A Timely Musical Celebration of One of the Great Poets of the Holocaust
There’s an especially intriguing webcast coming up on Friday, June 26 at 9 PM when new music chamber group Ensemble for These Times are livestreaming the release show for their new album Once/Memory/Night: Paul Celan at YouTube.
“Why Paul Celan and why now?” the group ask. “The year 2020 is the centennial of the birth of the seminal poet, whose influential works speak to his experiences of loss, disempowerment, imprisonment and survival under a brutal regime; the themes in his work—the rise of fascism, “strong men” leaders, and nations marching to the drumbeat of nationalism—deeply resonate today with the global right-wing resurgence and rampant injustice.” Download the program notes here.

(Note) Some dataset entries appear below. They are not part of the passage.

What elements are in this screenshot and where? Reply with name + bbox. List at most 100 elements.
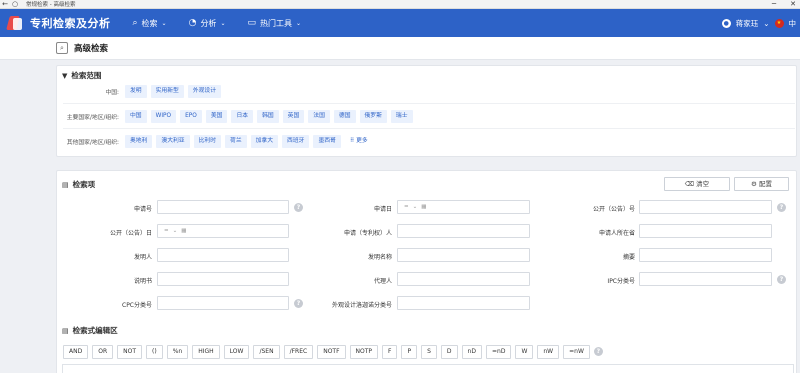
input-publication-no[interactable]	[639, 200, 772, 214]
input-cpc[interactable]	[157, 296, 289, 310]
operator-button[interactable]: ()	[146, 345, 163, 359]
minimize-button[interactable]: ─	[772, 0, 776, 9]
input-inventor[interactable]	[157, 248, 289, 262]
input-publication-date[interactable]: = ⌄ ▦	[157, 224, 289, 238]
input-ipc[interactable]	[639, 272, 772, 286]
config-label: 配置	[758, 180, 772, 188]
input-abstract[interactable]	[639, 248, 772, 262]
input-description[interactable]	[157, 272, 289, 286]
chevron-down-icon: ⌄	[161, 19, 167, 27]
chip-country[interactable]: 墨西哥	[313, 135, 341, 148]
chip-country[interactable]: 德国	[333, 110, 356, 123]
chip-country[interactable]: 俄罗斯	[359, 110, 387, 123]
chip-country[interactable]: 中国	[125, 110, 147, 123]
scope-card: ▼ 检索范围 中国: 发明 实用新型 外观设计 主要国家/地区/组织: 中国 W…	[56, 65, 797, 157]
scope-title: 检索范围	[71, 71, 102, 80]
label-ipc: IPC分类号	[607, 278, 635, 285]
operator-button[interactable]: nD	[461, 345, 482, 359]
input-application-date[interactable]: = ⌄ ▦	[397, 200, 530, 214]
chip-country[interactable]: EPO	[180, 110, 202, 123]
menu-search[interactable]: ⌕ 检索 ⌄	[133, 18, 167, 29]
language-label[interactable]: 中	[789, 18, 797, 29]
user-avatar-icon[interactable]: ●	[721, 18, 731, 28]
chip-country[interactable]: 日本	[231, 110, 254, 123]
chip-country[interactable]: 美国	[205, 110, 228, 123]
divider	[63, 128, 795, 129]
clear-button[interactable]: ⌫ 清空	[664, 177, 730, 191]
calendar-icon: ▦	[421, 204, 427, 210]
label-applicant: 申请（专利权）人	[343, 230, 392, 237]
scope-row-label: 中国:	[105, 90, 119, 96]
operator-button[interactable]: OR	[92, 345, 114, 359]
chip-country[interactable]: 韩国	[257, 110, 279, 123]
more-button[interactable]: ⠿ 更多	[345, 135, 373, 148]
operator-button[interactable]: NOT	[117, 345, 143, 359]
config-button[interactable]: ⚙ 配置	[734, 177, 789, 191]
operator-button[interactable]: %n	[166, 345, 189, 359]
chart-icon: ◔	[188, 18, 197, 28]
main-menu: ⌕ 检索 ⌄ ◔ 分析 ⌄ ▭ 热门工具 ⌄	[133, 18, 302, 29]
chip-country[interactable]: 西班牙	[282, 135, 310, 148]
user-name[interactable]: 蒋家珏	[736, 18, 759, 29]
operator-button[interactable]: nW	[537, 345, 560, 359]
operator-button[interactable]: P	[401, 345, 418, 359]
edit-icon: ▤	[62, 326, 69, 335]
chip-country[interactable]: 法国	[308, 110, 330, 123]
operator-button[interactable]: W	[515, 345, 534, 359]
chip-country[interactable]: 英国	[282, 110, 305, 123]
top-navigation: 专利检索及分析 ⌕ 检索 ⌄ ◔ 分析 ⌄ ▭ 热门工具 ⌄ ● 蒋家珏 ⌄ ★…	[0, 9, 800, 37]
operator-button[interactable]: S	[421, 345, 437, 359]
operator-button[interactable]: /FREC	[283, 345, 314, 359]
operator-button[interactable]: HIGH	[192, 345, 220, 359]
input-applicant-location[interactable]	[639, 224, 772, 238]
operator-button[interactable]: NOTF	[317, 345, 346, 359]
chip-country[interactable]: WIPO	[150, 110, 177, 123]
help-icon[interactable]: ?	[777, 203, 786, 212]
logo-mark-icon	[6, 14, 24, 32]
help-icon[interactable]: ?	[777, 275, 786, 284]
search-icon: ⌕	[132, 18, 138, 28]
help-icon[interactable]: ?	[593, 347, 603, 356]
chip-utility-model[interactable]: 实用新型	[150, 85, 184, 98]
app-logo[interactable]: 专利检索及分析	[6, 14, 111, 32]
china-flag-icon[interactable]: ★	[774, 18, 784, 28]
items-title: 检索项	[72, 180, 96, 189]
operator-button[interactable]: AND	[63, 345, 89, 359]
input-invention-name[interactable]	[397, 248, 530, 262]
close-button[interactable]: ✕	[790, 0, 796, 9]
input-agent[interactable]	[397, 272, 530, 286]
menu-analysis[interactable]: ◔ 分析 ⌄	[189, 18, 226, 29]
input-applicant[interactable]	[397, 224, 530, 238]
menu-tools[interactable]: ▭ 热门工具 ⌄	[247, 18, 301, 29]
scope-row-major: 主要国家/地区/组织: 中国 WIPO EPO 美国 日本 韩国 英国 法国 德…	[57, 110, 417, 123]
chip-country[interactable]: 荷兰	[225, 135, 247, 148]
input-application-no[interactable]	[157, 200, 289, 214]
clear-label: 清空	[696, 180, 710, 188]
scope-row-china: 中国: 发明 实用新型 外观设计	[57, 85, 225, 98]
input-locarno[interactable]	[397, 296, 530, 310]
chip-country[interactable]: 瑞士	[390, 110, 413, 123]
operator-button[interactable]: /SEN	[253, 345, 280, 359]
chip-country[interactable]: 比利时	[193, 135, 222, 148]
help-icon[interactable]: ?	[294, 203, 303, 212]
label-publication-date: 公开（公告）日	[109, 230, 152, 237]
info-icon[interactable]: ○	[10, 0, 20, 9]
operator-toolbar: AND OR NOT () %n HIGH LOW /SEN /FREC NOT…	[63, 345, 603, 359]
page-header: ⌕ 高级检索	[0, 37, 800, 60]
chip-design[interactable]: 外观设计	[187, 85, 222, 98]
label-application-date: 申请日	[373, 206, 392, 213]
operator-button[interactable]: NOTP	[349, 345, 379, 359]
label-invention-name: 发明名称	[367, 254, 392, 261]
operator-button[interactable]: LOW	[223, 345, 250, 359]
chip-country[interactable]: 奥地利	[125, 135, 153, 148]
chevron-down-icon[interactable]: ⌄	[763, 19, 769, 28]
operator-button[interactable]: =nD	[485, 345, 512, 359]
operator-button[interactable]: =nW	[563, 345, 590, 359]
chip-country[interactable]: 加拿大	[250, 135, 279, 148]
operator-button[interactable]: D	[440, 345, 458, 359]
chip-invention[interactable]: 发明	[125, 85, 147, 98]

The webcast will include live chat with composers including Juliana Hall, Gabriela Lena Frank, and Kareem Roustom, interviews with Vivian Fung, Aleksandra Vrebalov, David Garner, and soprano Chelsea Hollow, music from the album, and videos of performances by the ensemble (Dale Tsang, piano, Anne Lerner, cello, soprano Nanette McGuinness, guests Laura Reynolds, English horn, Ilana Blumberg, violin, Xin Zhao, piano).
The group are officially releasing the record on June 30, a mix of new music premiered in 2018 by the ensemble’s co-founder David Garner and Jared Redmond to poetry by Celan; by Stephen Eddins to poetry by Czeslaw Milosz, including a reading of the poem by the translator and poet’s son Anthony Milosz, plus a relevant piece by Libby Larsen.